The ‘silent thief of sight’ blinding thousands of Australians
Glaucoma affects an estimated 300,000 Australians, slowly robbing them of their sight – and half of them don’t know it yet.
Glaucoma is a condition that damages the eye’s optic nerve, which transmits visual information to the brain. This can lead to vision loss and blindness.
It’s dubbed the “silent” thief of sight”, because the early stages are often painless and symptoms are so subtle that many people may not initially notice changes to their vision.
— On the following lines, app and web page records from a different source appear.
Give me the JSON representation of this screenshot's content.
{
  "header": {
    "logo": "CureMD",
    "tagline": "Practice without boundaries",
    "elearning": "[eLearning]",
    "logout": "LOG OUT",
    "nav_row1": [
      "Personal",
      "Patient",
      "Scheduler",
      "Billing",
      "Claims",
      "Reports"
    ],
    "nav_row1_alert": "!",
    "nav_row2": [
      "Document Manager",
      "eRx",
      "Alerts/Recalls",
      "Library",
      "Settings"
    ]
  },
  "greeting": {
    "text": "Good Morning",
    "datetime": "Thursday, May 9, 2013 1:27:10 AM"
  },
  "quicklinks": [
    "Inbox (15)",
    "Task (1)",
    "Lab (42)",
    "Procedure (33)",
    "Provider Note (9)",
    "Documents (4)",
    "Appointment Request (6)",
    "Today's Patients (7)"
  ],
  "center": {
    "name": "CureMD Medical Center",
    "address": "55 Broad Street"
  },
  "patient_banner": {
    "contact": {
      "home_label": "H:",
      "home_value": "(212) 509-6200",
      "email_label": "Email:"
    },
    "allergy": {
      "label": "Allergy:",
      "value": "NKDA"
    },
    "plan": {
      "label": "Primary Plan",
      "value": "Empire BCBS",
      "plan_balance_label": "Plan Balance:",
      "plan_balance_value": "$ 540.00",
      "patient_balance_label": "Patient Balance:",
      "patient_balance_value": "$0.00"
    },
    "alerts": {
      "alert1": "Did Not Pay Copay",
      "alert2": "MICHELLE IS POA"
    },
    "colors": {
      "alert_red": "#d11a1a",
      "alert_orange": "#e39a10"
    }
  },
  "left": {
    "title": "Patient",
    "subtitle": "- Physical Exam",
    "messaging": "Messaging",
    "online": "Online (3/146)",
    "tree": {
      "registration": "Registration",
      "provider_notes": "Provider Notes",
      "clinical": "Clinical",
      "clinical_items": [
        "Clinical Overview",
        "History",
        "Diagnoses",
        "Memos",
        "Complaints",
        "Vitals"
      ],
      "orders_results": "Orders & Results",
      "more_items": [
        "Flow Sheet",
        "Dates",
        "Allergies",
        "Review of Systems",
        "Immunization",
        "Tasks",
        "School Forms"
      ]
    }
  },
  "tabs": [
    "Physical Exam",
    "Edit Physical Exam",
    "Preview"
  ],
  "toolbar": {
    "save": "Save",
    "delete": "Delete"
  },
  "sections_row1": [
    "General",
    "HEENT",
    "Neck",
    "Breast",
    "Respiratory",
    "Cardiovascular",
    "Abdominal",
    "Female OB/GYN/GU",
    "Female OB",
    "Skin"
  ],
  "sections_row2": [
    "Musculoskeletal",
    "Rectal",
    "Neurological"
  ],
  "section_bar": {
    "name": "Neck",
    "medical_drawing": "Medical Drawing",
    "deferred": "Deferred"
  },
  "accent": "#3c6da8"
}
“As the nerve starts getting damaged you start losing peripheral vision,” Glaucoma Australia chief executive Annie Gibbins says. “You might lose more than 40 per cent of your eye sight before you start to notice.”
Who’s at risk?
While anyone can develop glaucoma, the incidence increases with age. One in 10,000 babies are born with glaucoma and by 40, about one in 200 have it. This rises to one in eight people at age 80.
Those with a family history of glaucoma are 10 times more likely to have glaucoma than people without a hereditary link.
It’s suggested people with no hereditary link to glaucoma should get their eyes tested from age 50 with regular updates every two years, while people with a family history of glaucoma should start from age 40.
How to lower your risk of vision loss
Vision loss as a result of glaucoma is irreversible – but it is preventable. If detected in its early stages it can usually be treated with simple eye drops, or in rarer cases, surgery.
This is why the focus of 2018’s World Glaucoma Week is on encouraging Australians to get their eyes tested.
“If you had glaucoma in the early stages you wouldn’t be experiencing symptoms, you wouldn’t have pain, but you would be experiencing damage, says Ms Gibbins. “If we had more early diagnosis we would minimise sight loss.”
The only way to know if you have glaucoma is by getting a comprehensive eye examination from an optometrist.
It’s Medicare-funded, painless, non-invasive and takes 20 to 30 minutes. If a risk factor is detected, you’ll be referred to an ophthalmologist for further testing.
Recent studies show healthy lifestyle choices may help reduce risk of glaucoma.